The Arizona Citizenship Test

Last month the Arizona legislature voted to require high-school students in the state to pass a civics test before graduating—its questions taken from the citizenship test given to immigrants hoping to become citizens.

As Valerie Strauss at the Washington Post reported:
Immigrants are given 100 questions to learn and then, during an interview with a U.S. official, must answer 10 of them without knowing in advance which ones they will be. They must get six right to pass.

The Arizona law calls for students to take a test with all 100 questions in the citizenship question pool—and get at least 60 of them correct.
It strikes me that there are some questionable aspects to this approach.

The Immigration Service encourages people to memorize the questions and the acceptable answers without necessarily studying the concepts behind them. Indeed, the agency even says applicants should focus on the official answers and not think more deeply: “Although USCIS is aware that there may be additional correct answers to the 100 civics questions, applicants are encouraged to respond to the civics questions using the answers provided below.”

Thus, the question “What stops one branch of government from becoming too powerful?” must be answered “checks and balances” or “separation of powers”—which are actually two separate and somewhat contradictory concepts. An immigrant or student can’t answer with “the Second Amendment” or “regular elections” or “the notion of what is ‘too powerful’ evolves along with society, and we’re clearly comfortable with a more powerful executive branch than the men at the Constitutional Convention imagined.”

Another aspect of the test that struck me is that, because it’s based on a national citizenship test, it has no content specific to being a citizen of Arizona. In that state judges are initially appointed and then stand for reelection, unlike in the federal system. Arizona has citizen referendums, unlike the national government. But the civics test won’t cover those details.

Likewise, the historical section of the test has little about Arizona. It‘s mentioned only as a state that borders Mexico, not a part of the U.S. of A. that Spanish explorers first visited in 1539, decades before English colonists reached the continent. The acceptable answers list the Mexican-American War among the country’s nineteenth-century wars, but not how that’s the way the country obtained most of Arizona. The questions mention the Louisiana Purchase but not the Gadsden Purchase.
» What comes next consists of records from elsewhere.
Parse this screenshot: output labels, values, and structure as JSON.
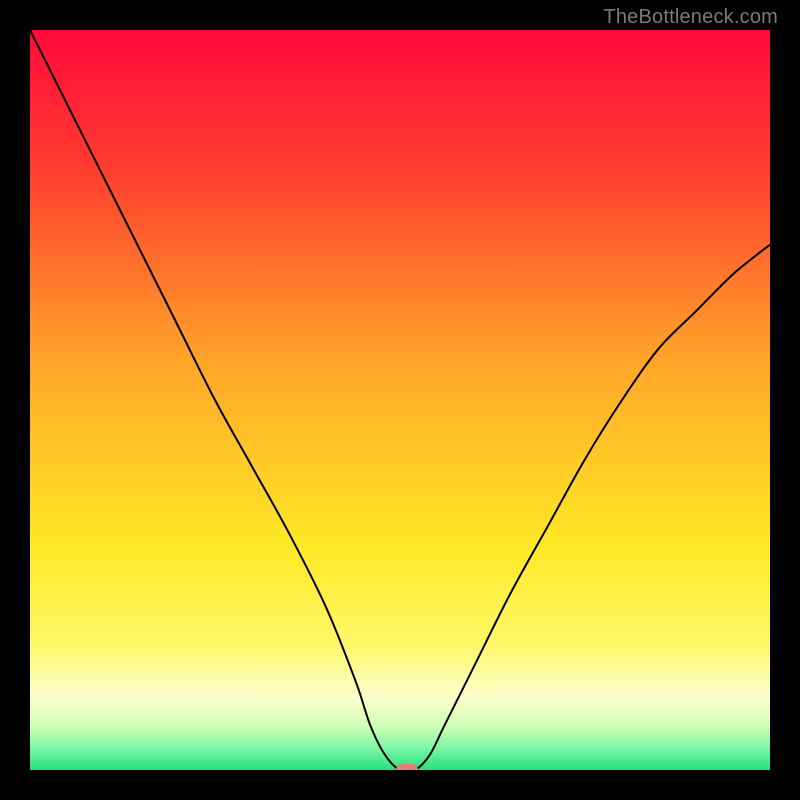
{
  "watermark": "TheBottleneck.com",
  "chart_data": {
    "type": "line",
    "title": "",
    "xlabel": "",
    "ylabel": "",
    "xlim": [
      0,
      100
    ],
    "ylim": [
      0,
      100
    ],
    "grid": false,
    "legend": false,
    "gradient_stops": [
      {
        "pct": 0,
        "color": "#ff0a3a"
      },
      {
        "pct": 18,
        "color": "#ff3a30"
      },
      {
        "pct": 45,
        "color": "#ffa628"
      },
      {
        "pct": 70,
        "color": "#ffe926"
      },
      {
        "pct": 83,
        "color": "#fff867"
      },
      {
        "pct": 90,
        "color": "#fbffcb"
      },
      {
        "pct": 94,
        "color": "#d4ffb6"
      },
      {
        "pct": 97,
        "color": "#7bf7a6"
      },
      {
        "pct": 100,
        "color": "#27e07e"
      }
    ],
    "series": [
      {
        "name": "bottleneck-curve",
        "x": [
          0,
          5,
          10,
          15,
          20,
          25,
          30,
          35,
          40,
          44,
          46,
          48,
          50,
          52,
          54,
          56,
          60,
          65,
          70,
          75,
          80,
          85,
          90,
          95,
          100
        ],
        "y": [
          100,
          90,
          80,
          70,
          60,
          50,
          41,
          32,
          22,
          12,
          6,
          2,
          0,
          0,
          2,
          6,
          14,
          24,
          33,
          42,
          50,
          57,
          62,
          67,
          71
        ]
      }
    ],
    "marker": {
      "x": 51,
      "y": 0,
      "color": "#e08070"
    }
  }
}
And of course Arizona contains territories of the Navajo and Hopi nations with their own governments and ideas of civic structure.

Ironically, the same legislature that’s deferring to the federal Immigration Service on defining civics for its high-school graduates has been demanding more power for the state on national immigration laws.

1 comment:

G. Lovely said...

The fact that AZ defaulted to the federal test just shows how politically divisive history can be, and how as soon as politics are involved one person's facts are another person's fallacies.

I'm reminded however of the epigram "The enemy of 'good' isn't 'bad', it's 'better'."

Sure there are many ways the test might be improved, but as Samuel Johnson purportedly observed, "It is not done well; but you are surprised to find it done at all." Who knows, some kid studying for the test just to pass might have their curiosity piqued and go looking for more.